My brother is chelating…he listened to me, and though the rest of the family think it is hooey, they figure he has nothing to lose. (He has dementia.) At first they were mad and thought I was the one making him sick, but then he spent $3,000 totally uselessly to see a neurologist and they have arrived at this opinion about what I am having him do. It was a real epiphany for me when I realized that this toxicity clusters in families.
Is there anything else you’d like to say?
Yes. If Andy Cutler is right, then other protocols are wrong, unfortunately. My advice is: get all the amalgam out of your teeth, every last speck; only use chelators on their half life; don’t use cilantro, chlorella; don’t do IV anything except vitamin C and check the ingredients before you let anybody put a needle in you.
So far everything Andy has told me has been spot on. Go buy his books at noamalgam.com. You are probably better off doing this on your own because it is difficult, nigh impossible, to find a doctor who has even a rudimentary understanding of how chelation works. My website is maybe-its-mercury.com
thanks to all fellow sufferers. i am 66 yrs old,and have an absolute story of horror after amalgam torture. 40 years of amalgam in place before discovering the cause of so much misery.t would fill a book, hope to write one. still not better after 2years of cutler chelation but know its the only way.making progress in some areas and never realized anything could be so slow.every increment is worth gold, good days are elusive,then more mercury surfaces.you get to recognise the monster. hang in there folks, we are pioneers on a rocky path. kath
Another great success story in the making! Thanks Eric and Rebecca, for putting this together to share. I’ve been printing these off to share; my parents seem to gain further insight when I share other stories that are so similar to my own.
That’s great to hear Tara, thanks for stopping by!
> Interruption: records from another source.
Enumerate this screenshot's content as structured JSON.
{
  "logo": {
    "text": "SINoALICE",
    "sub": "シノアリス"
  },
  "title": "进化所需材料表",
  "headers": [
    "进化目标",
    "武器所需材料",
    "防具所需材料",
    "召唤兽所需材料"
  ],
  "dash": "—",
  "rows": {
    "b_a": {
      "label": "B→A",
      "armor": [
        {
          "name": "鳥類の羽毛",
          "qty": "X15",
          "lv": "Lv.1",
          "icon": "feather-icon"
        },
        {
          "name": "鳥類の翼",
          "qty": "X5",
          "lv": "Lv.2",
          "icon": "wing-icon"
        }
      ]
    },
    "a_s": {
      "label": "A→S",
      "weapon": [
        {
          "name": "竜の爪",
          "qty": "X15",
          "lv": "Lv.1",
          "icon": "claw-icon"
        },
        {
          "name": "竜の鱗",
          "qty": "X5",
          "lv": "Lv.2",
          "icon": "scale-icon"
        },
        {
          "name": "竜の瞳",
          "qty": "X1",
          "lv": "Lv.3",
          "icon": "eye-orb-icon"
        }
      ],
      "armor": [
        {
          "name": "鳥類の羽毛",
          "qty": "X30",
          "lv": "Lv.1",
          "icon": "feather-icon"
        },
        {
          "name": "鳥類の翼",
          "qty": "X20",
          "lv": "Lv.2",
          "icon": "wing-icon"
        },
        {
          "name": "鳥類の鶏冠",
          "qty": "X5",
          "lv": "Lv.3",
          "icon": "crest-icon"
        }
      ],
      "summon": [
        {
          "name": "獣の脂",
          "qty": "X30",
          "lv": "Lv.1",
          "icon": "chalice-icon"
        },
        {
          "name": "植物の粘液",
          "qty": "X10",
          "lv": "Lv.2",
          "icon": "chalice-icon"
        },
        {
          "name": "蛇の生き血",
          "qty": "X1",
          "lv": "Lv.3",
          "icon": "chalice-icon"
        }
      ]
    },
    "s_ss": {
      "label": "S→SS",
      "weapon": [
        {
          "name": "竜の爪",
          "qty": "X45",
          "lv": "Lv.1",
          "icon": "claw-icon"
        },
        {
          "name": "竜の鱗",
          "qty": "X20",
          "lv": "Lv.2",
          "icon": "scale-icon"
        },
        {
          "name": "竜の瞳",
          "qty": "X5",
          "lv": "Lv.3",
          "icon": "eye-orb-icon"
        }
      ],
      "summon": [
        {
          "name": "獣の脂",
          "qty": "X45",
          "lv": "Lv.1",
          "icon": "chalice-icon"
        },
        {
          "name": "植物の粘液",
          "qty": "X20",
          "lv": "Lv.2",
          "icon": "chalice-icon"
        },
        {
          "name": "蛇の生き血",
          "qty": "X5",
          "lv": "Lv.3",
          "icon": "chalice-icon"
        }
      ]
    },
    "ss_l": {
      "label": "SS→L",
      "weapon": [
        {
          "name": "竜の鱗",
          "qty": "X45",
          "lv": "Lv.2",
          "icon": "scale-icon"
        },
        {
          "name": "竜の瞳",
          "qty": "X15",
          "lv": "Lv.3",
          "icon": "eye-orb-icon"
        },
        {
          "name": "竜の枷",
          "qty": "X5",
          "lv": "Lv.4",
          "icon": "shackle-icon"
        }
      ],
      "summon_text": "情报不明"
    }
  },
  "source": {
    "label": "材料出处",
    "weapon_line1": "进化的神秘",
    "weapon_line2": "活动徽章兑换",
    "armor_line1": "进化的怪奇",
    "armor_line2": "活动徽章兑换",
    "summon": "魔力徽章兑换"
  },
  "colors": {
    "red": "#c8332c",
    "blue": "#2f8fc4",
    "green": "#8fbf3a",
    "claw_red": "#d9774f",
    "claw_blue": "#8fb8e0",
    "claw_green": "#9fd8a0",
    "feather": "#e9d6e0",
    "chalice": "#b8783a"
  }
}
Eric, sorry to post such a mundane question, but is there a way for me to subscribe to receive an email anytime any of your pages receive new comments, no matter which page it is that has gotten the new comment? So far I’ve only found the subscribe link at the bottom of some pages, saying to subscribe to updates for that page (alone).
Hi Mary, you can do that with RSS using this link, but not by email…
Thanks to both Rebecca and Eric for this story, fantastic. Good inspiration for me who has done 10 rounds of DMPS and will be starting ALA soon.
Useful advice re what to tell others. I have hair tests from my ageing parents, both meet Cutler Rule 1. Both still have amalgam, both are having miserable old ages. Might send them this link.
Great comment about ‘giving just enough info not to drive them away.” I am a health professional so have the opportunity to talk with people and look in their mouths. All I can do is point them in what I see as the right direction. Whether they will go there is not up to me.
Best wishes
Liz
Thanks for your support Liz! Good luck with your parents – it’s not easy not being in charge of people we care about. Have some of the same issues…
I am in the same situation with my dad, he’s old’ish (late 70’s) and has a mouth full of mercury and on prozac forever… i just started the long off-put chelation last week and i quite sure im toxic too… not sure if i should try to get him through this process or not… dilemma….
thanks for this article its very motivating, dealing with severe mercury and mold issues i find your blog of great help, thanks Eric so much!